Progress notifications track long-running operations for supporting clients.

**DUPLICATE REQUEST PROTECTION:**

If you submit the same ingestion request while one is already processing, you will receive:
```json
{"error": "This exact request is already processing (started Xs ago).
           Please wait for the current operation to complete.",
 "status": "duplicate_request"}
```

This prevents data corruption from concurrent identical operations. **If you see this error:**
1. **WAIT** - The original request is still processing on the server
2. **DO NOT retry immediately** - You'll get the same duplicate error
3. **Verify completion** using `list_documents(collection_name, include_details=True)`
4. **Only retry** after confirming the original request completed or failed

**Why this matters:** After a timeout, some MCP bridges (like OpenAI's) automatically retry with a new session. The duplicate protection catches this and prevents double-ingestion, which would corrupt your knowledge base with redundant data.
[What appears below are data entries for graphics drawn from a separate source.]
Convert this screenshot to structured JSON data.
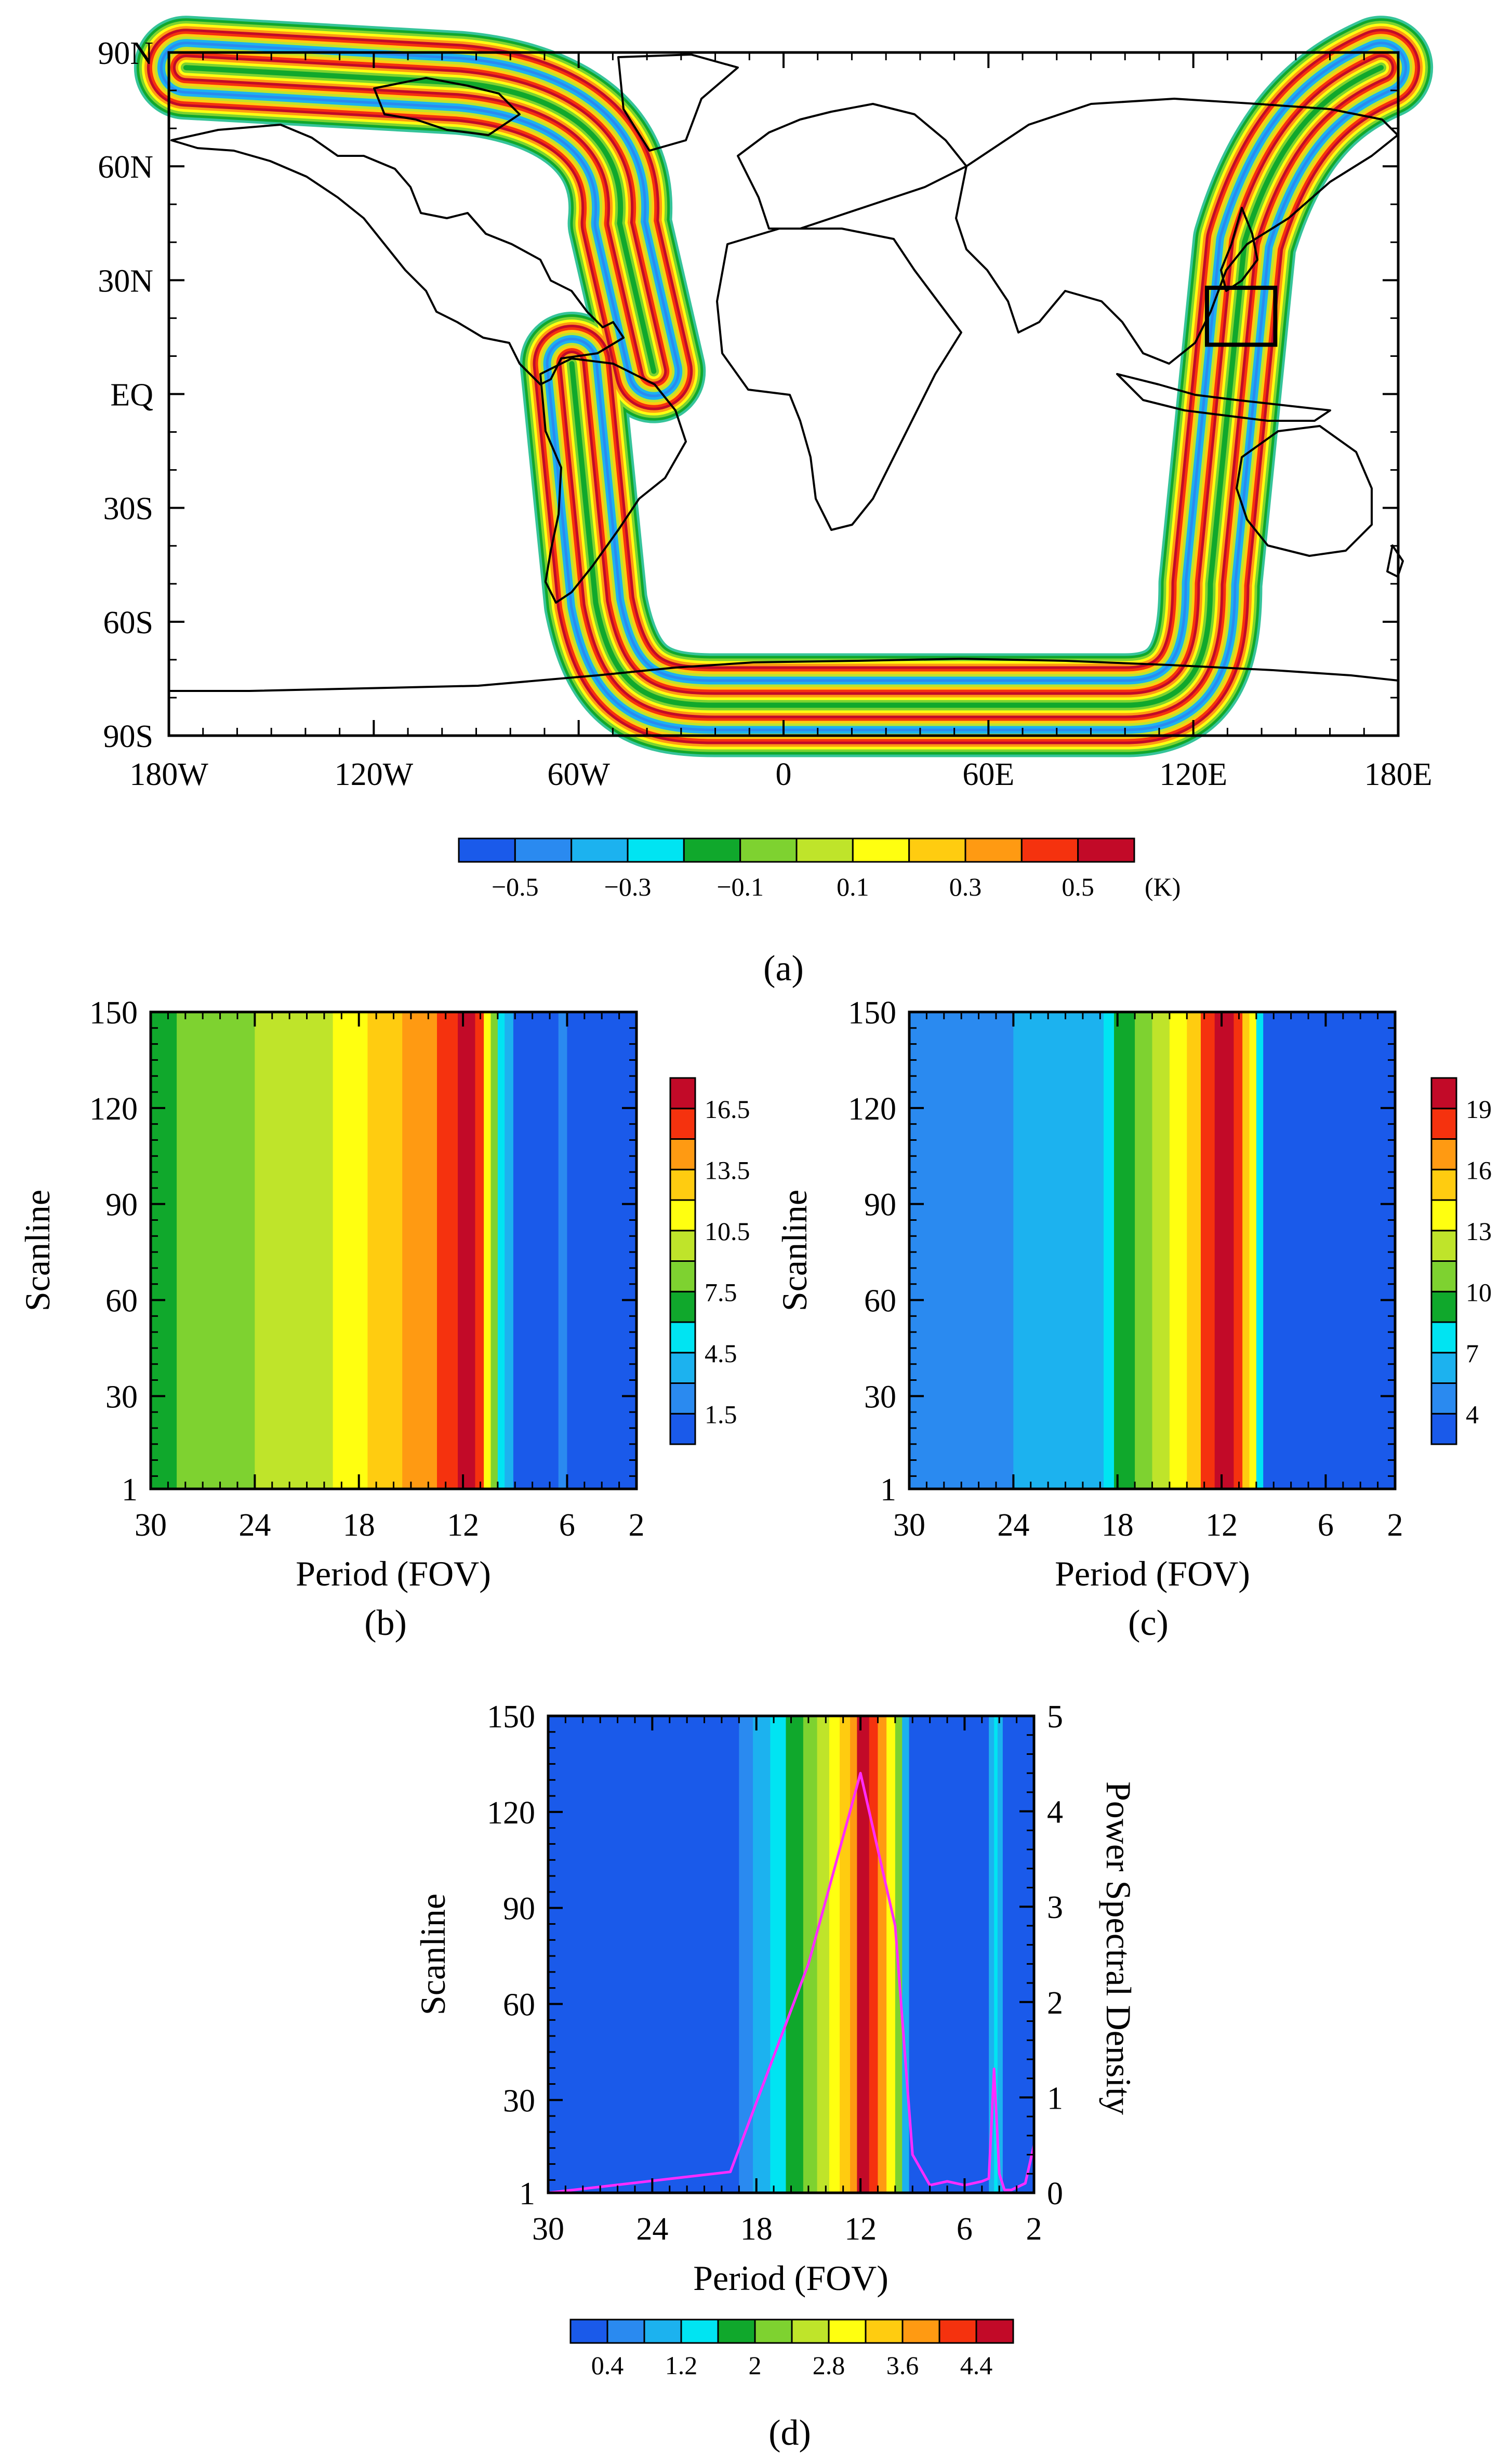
{
  "figure": {
    "colors": {
      "palette_12": [
        "#1a5aea",
        "#2a8af0",
        "#1cb2ef",
        "#00e4f2",
        "#10a82c",
        "#7ed230",
        "#bfe42a",
        "#ffff10",
        "#ffcc10",
        "#ff9a12",
        "#f5320e",
        "#c20a28"
      ],
      "continent_outline": "#000000",
      "swath_edge": "#36c49a",
      "psd_line": "#ff2cff",
      "box": "#000000"
    }
  },
  "chart_data": [
    {
      "id": "a",
      "type": "heatmap",
      "subtype": "map",
      "panel_label": "(a)",
      "title": "",
      "x_ticks": [
        "180W",
        "120W",
        "60W",
        "0",
        "60E",
        "120E",
        "180E"
      ],
      "y_ticks": [
        "90N",
        "60N",
        "30N",
        "EQ",
        "30S",
        "60S",
        "90S"
      ],
      "xlim": [
        -180,
        180
      ],
      "ylim": [
        -90,
        90
      ],
      "colorbar": {
        "orientation": "horizontal",
        "labels": [
          "−0.5",
          "−0.3",
          "−0.1",
          "0.1",
          "0.3",
          "0.5"
        ],
        "unit": "(K)",
        "levels": [
          -0.6,
          -0.5,
          -0.4,
          -0.3,
          -0.2,
          -0.1,
          0.0,
          0.1,
          0.2,
          0.3,
          0.4,
          0.5,
          0.6
        ]
      },
      "swath": {
        "description": "striping noise along orbit, values alternate between -0.6 and 0.6 K across the scan",
        "ascending_start": [
          -175,
          86
        ],
        "ascending_turn_lon": -45,
        "ascending_end": [
          -38,
          6
        ],
        "descending_start": [
          -62,
          8
        ],
        "southern_bottom_lat": -82,
        "descending_east_lon": 125,
        "eastern_top": [
          175,
          86
        ]
      },
      "box": {
        "lon_range": [
          124,
          144
        ],
        "lat_range": [
          13,
          28
        ]
      }
    },
    {
      "id": "b",
      "type": "heatmap",
      "panel_label": "(b)",
      "xlabel": "Period (FOV)",
      "ylabel": "Scanline",
      "x_ticks": [
        "30",
        "24",
        "18",
        "12",
        "6",
        "2"
      ],
      "y_ticks": [
        "1",
        "30",
        "60",
        "90",
        "120",
        "150"
      ],
      "xlim": [
        30,
        2
      ],
      "ylim": [
        1,
        150
      ],
      "colorbar": {
        "orientation": "vertical",
        "labels": [
          "1.5",
          "4.5",
          "7.5",
          "10.5",
          "13.5",
          "16.5"
        ]
      },
      "columns": [
        {
          "period_start": 30,
          "period_end": 28.5,
          "color_index": 4
        },
        {
          "period_start": 28.5,
          "period_end": 24,
          "color_index": 5
        },
        {
          "period_start": 24,
          "period_end": 19.5,
          "color_index": 6
        },
        {
          "period_start": 19.5,
          "period_end": 17.5,
          "color_index": 7
        },
        {
          "period_start": 17.5,
          "period_end": 15.5,
          "color_index": 8
        },
        {
          "period_start": 15.5,
          "period_end": 13.5,
          "color_index": 9
        },
        {
          "period_start": 13.5,
          "period_end": 12.3,
          "color_index": 10
        },
        {
          "period_start": 12.3,
          "period_end": 11.3,
          "color_index": 11
        },
        {
          "period_start": 11.3,
          "period_end": 10.8,
          "color_index": 10
        },
        {
          "period_start": 10.8,
          "period_end": 10.4,
          "color_index": 7
        },
        {
          "period_start": 10.4,
          "period_end": 10.0,
          "color_index": 5
        },
        {
          "period_start": 10.0,
          "period_end": 9.6,
          "color_index": 3
        },
        {
          "period_start": 9.6,
          "period_end": 9.1,
          "color_index": 2
        },
        {
          "period_start": 9.1,
          "period_end": 6.5,
          "color_index": 0
        },
        {
          "period_start": 6.5,
          "period_end": 6.0,
          "color_index": 1
        },
        {
          "period_start": 6.0,
          "period_end": 2,
          "color_index": 0
        }
      ]
    },
    {
      "id": "c",
      "type": "heatmap",
      "panel_label": "(c)",
      "xlabel": "Period (FOV)",
      "ylabel": "Scanline",
      "x_ticks": [
        "30",
        "24",
        "18",
        "12",
        "6",
        "2"
      ],
      "y_ticks": [
        "1",
        "30",
        "60",
        "90",
        "120",
        "150"
      ],
      "xlim": [
        30,
        2
      ],
      "ylim": [
        1,
        150
      ],
      "colorbar": {
        "orientation": "vertical",
        "labels": [
          "4",
          "7",
          "10",
          "13",
          "16",
          "19"
        ]
      },
      "columns": [
        {
          "period_start": 30,
          "period_end": 24,
          "color_index": 1
        },
        {
          "period_start": 24,
          "period_end": 18.8,
          "color_index": 2
        },
        {
          "period_start": 18.8,
          "period_end": 18.2,
          "color_index": 3
        },
        {
          "period_start": 18.2,
          "period_end": 17.0,
          "color_index": 4
        },
        {
          "period_start": 17.0,
          "period_end": 16.0,
          "color_index": 5
        },
        {
          "period_start": 16.0,
          "period_end": 15.0,
          "color_index": 6
        },
        {
          "period_start": 15.0,
          "period_end": 14.0,
          "color_index": 7
        },
        {
          "period_start": 14.0,
          "period_end": 13.2,
          "color_index": 8
        },
        {
          "period_start": 13.2,
          "period_end": 12.4,
          "color_index": 10
        },
        {
          "period_start": 12.4,
          "period_end": 11.3,
          "color_index": 11
        },
        {
          "period_start": 11.3,
          "period_end": 10.8,
          "color_index": 10
        },
        {
          "period_start": 10.8,
          "period_end": 10.4,
          "color_index": 8
        },
        {
          "period_start": 10.4,
          "period_end": 10.0,
          "color_index": 7
        },
        {
          "period_start": 10.0,
          "period_end": 9.6,
          "color_index": 3
        },
        {
          "period_start": 9.6,
          "period_end": 2,
          "color_index": 0
        }
      ]
    },
    {
      "id": "d",
      "type": "heatmap",
      "panel_label": "(d)",
      "xlabel": "Period (FOV)",
      "ylabel": "Scanline",
      "y2label": "Power Spectral Density",
      "x_ticks": [
        "30",
        "24",
        "18",
        "12",
        "6",
        "2"
      ],
      "y_ticks": [
        "1",
        "30",
        "60",
        "90",
        "120",
        "150"
      ],
      "y2_ticks": [
        "0",
        "1",
        "2",
        "3",
        "4",
        "5"
      ],
      "xlim": [
        30,
        2
      ],
      "ylim": [
        1,
        150
      ],
      "y2lim": [
        0,
        5
      ],
      "colorbar": {
        "orientation": "horizontal",
        "labels": [
          "0.4",
          "1.2",
          "2",
          "2.8",
          "3.6",
          "4.4"
        ]
      },
      "columns": [
        {
          "period_start": 30,
          "period_end": 19.0,
          "color_index": 0
        },
        {
          "period_start": 19.0,
          "period_end": 18.2,
          "color_index": 1
        },
        {
          "period_start": 18.2,
          "period_end": 17.2,
          "color_index": 2
        },
        {
          "period_start": 17.2,
          "period_end": 16.3,
          "color_index": 3
        },
        {
          "period_start": 16.3,
          "period_end": 15.3,
          "color_index": 4
        },
        {
          "period_start": 15.3,
          "period_end": 14.5,
          "color_index": 5
        },
        {
          "period_start": 14.5,
          "period_end": 13.8,
          "color_index": 6
        },
        {
          "period_start": 13.8,
          "period_end": 13.2,
          "color_index": 7
        },
        {
          "period_start": 13.2,
          "period_end": 12.6,
          "color_index": 8
        },
        {
          "period_start": 12.6,
          "period_end": 12.2,
          "color_index": 9
        },
        {
          "period_start": 12.2,
          "period_end": 11.5,
          "color_index": 11
        },
        {
          "period_start": 11.5,
          "period_end": 11.0,
          "color_index": 10
        },
        {
          "period_start": 11.0,
          "period_end": 10.5,
          "color_index": 9
        },
        {
          "period_start": 10.5,
          "period_end": 10.0,
          "color_index": 7
        },
        {
          "period_start": 10.0,
          "period_end": 9.6,
          "color_index": 5
        },
        {
          "period_start": 9.6,
          "period_end": 9.2,
          "color_index": 2
        },
        {
          "period_start": 9.2,
          "period_end": 4.6,
          "color_index": 0
        },
        {
          "period_start": 4.6,
          "period_end": 4.3,
          "color_index": 2
        },
        {
          "period_start": 4.3,
          "period_end": 4.1,
          "color_index": 3
        },
        {
          "period_start": 4.1,
          "period_end": 3.8,
          "color_index": 2
        },
        {
          "period_start": 3.8,
          "period_end": 2,
          "color_index": 0
        }
      ],
      "psd_series": {
        "name": "Power Spectral Density",
        "x": [
          30,
          19.5,
          15,
          12,
          10,
          9,
          8,
          7,
          6,
          5,
          4.6,
          4.3,
          4.0,
          3.7,
          3.3,
          2.5,
          2
        ],
        "y": [
          0.0,
          0.22,
          2.4,
          4.4,
          2.8,
          0.4,
          0.08,
          0.12,
          0.08,
          0.12,
          0.15,
          1.3,
          0.2,
          0.03,
          0.03,
          0.1,
          0.5
        ]
      }
    }
  ]
}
**Query operations are FREE:**
- `search_documents`
- `query_relationships`
- `query_temporal`
- All list/view operations

**Best practices for efficiency:**
- Let automatic duplicate detection catch duplicates (see #3)
- Use mode='reingest' for updated content (complete replacement)
- Use `update_document()` only for minor edits (in-place updates)
- Analyze large ingests before proceeding (see #3)
- Use reingest mode for website updates (see #3)

---

## 6. COMMON PATTERNS

**Documentation Ingestion (Single Section):**
```
1. analyze_website(url) - understand scope and structure
2. Review total_urls and pattern_stats
3. create_collection(name, domain, description) - organize by source
4. ingest_url(url, follow_links=True, max_pages=20)
5. get_collection_info(name) - verify completion
```

**Documentation Ingestion (Multiple Sections):**
```
1. analyze_website("https://docs.example.com") - understand site structure
   → Shows: /api (45 pages), /guides (30 pages), /reference (25 pages)
2. create_collection(name, domain, description)

# Execute multiple targeted ingests based on pattern analysis
3. ingest_url("https://docs.example.com/api", follow_links=True, max_pages=20)
4. ingest_url("https://docs.example.com/guides", follow_links=True, max_pages=20)
5. ingest_url("https://docs.example.com/reference", follow_links=True, max_pages=20)

# Each ingest is independent - plan based on pattern_stats from analyze_website()
```

**Research Query:**
```
1. search_documents(query, collection) - find relevant content
2. query_relationships(query, collection) - find connections
3. Synthesize findings from both sources
```

**Maintenance:**
```
1. list_documents(collection) - identify stale docs
2. Refresh changed content:
   - For websites: ingest_url(url, mode="reingest")
   - For files: ingest_file(path, mode="reingest")
   - For text: ingest_text(content, mode="reingest")
   - For minor edits: update_document(id, content/metadata)
```

---

## 7. KEY IMPERATIVES

- **MUST** review collections before ingesting (see #1)
- **MUST** use full questions for search, not keywords (see #2)
- **MUST** use mode='reingest' to update existing content (automatic duplicate detection will guide you) (see #3)
- **MUST** run analyze_website() before multi-page ingests (see #3)
- **MUST** limit max_pages to 20 per ingest for large sites
- **SHOULD** present scope to user for large operations and get confirmation
- **SHOULD** use mode='reingest' for content updates instead of delete+ingest (see #3)
- **SHOULD** combine semantic + relationship queries for comprehensive research (see #4)
- **SHOULD** use pattern_stats from analyze_website() to plan targeted ingests

**For tool-specific details:** See individual tool docstrings.